Un sistema ibrido composto è costituito da una pompa di calore monoblocco a servizio di riscaldamento, raffrescamento e acqua calda sanitaria.

Molti si trovano a dover integrare una pompa di calore in un impianto preesistente con caldaia a gas a condensazione. In questi casi, la configurazione idraulica gioca un ruolo cruciale per garantire efficienza e performance ottimali.

Problematiche Comuni nell'Integrazione di Pompe di Calore

Un errore frequente è quello di stravolgere l'impianto esistente senza una progettazione accurata. Ad esempio, in un caso specifico, un impianto originariamente costituito da una caldaia a gas per ACS istantanea e riscaldamento con termosifoni (temperatura di mandata a 60°) è stato modificato in modo errato dopo l'aggiunta di una pompa di calore.

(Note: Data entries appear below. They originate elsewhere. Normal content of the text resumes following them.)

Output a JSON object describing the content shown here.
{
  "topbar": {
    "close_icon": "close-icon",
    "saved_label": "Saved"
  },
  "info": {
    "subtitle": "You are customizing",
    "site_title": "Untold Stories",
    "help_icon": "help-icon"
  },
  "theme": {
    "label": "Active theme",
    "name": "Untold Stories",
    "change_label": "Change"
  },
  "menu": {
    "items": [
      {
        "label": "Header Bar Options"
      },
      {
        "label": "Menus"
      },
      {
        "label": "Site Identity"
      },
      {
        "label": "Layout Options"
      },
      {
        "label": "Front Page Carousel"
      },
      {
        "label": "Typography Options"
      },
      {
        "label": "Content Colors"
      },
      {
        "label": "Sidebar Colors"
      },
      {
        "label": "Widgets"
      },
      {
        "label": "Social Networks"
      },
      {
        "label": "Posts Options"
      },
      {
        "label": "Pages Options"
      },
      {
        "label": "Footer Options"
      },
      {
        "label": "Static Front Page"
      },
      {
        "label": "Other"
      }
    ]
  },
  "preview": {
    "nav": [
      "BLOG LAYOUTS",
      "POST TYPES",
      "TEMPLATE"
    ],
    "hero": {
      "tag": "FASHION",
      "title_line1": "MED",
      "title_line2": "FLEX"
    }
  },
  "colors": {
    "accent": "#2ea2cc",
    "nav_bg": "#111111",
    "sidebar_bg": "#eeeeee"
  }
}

Il progetto iniziale prevedeva un collegamento in serie della pompa di calore e della caldaia. Tuttavia, l'implementazione si è rivelata problematica: è stato collegato un inerziale da 90 litri alla pompa di calore, la mandata dell'inerziale al ritorno della caldaia, la mandata della caldaia alla mandata del separatore idraulico e il ritorno del separatore al ritorno dell'inerziale.

Il risultato è un funzionamento inefficiente, con entrambi i generatori (caldaia e pompa di calore) che si attivano contemporaneamente quando scatta il termostato.

Soluzioni e Ottimizzazioni

Per risolvere questi problemi, è fondamentale rifare i collegamenti e ottimizzare lo schema idraulico. Una possibile soluzione è l'aggiunta di un modulo ibridizzatore.

Questo modulo gestisce l'accensione della caldaia o della pompa di calore in base alla temperatura esterna. Un possibile schema di collegamento prevede:

  • Mandata e ritorno dell'inerziale collegati al modulo ibridizzatore.
  • Mandata e ritorno della caldaia collegati al modulo ibridizzatore.
  • Mandata e ritorno del modulo collegati al separatore idraulico.

L'obiettivo è quello di far lavorare la pompa di calore quando le condizioni climatiche lo permettono, demandando alla caldaia l'integrazione nei momenti di maggiore richiesta termica o quando la temperatura esterna scende troppo.

Centrali Termiche Ibride: Diversi Scenari

Esistono diverse configurazioni per centrali termiche ibride, a seconda delle esigenze e delle caratteristiche dell'edificio:

  • Centrale termica costituita da una caldaia murale a servizio di riscaldamento e acqua calda sanitaria tramite bollitore.
  • Centrale termica costituita da caldaie murali in cascata a servizio di riscaldamento e acqua calda sanitaria tramite bollitore.
  • Centrale termica costituita da una caldaia a basamento a servizio di riscaldamento e acqua calda sanitaria tramite bollitore.
  • Centrale termica costituita da caldaie a basamento in cascata a servizio di riscaldamento e acqua calda sanitaria tramite bollitore.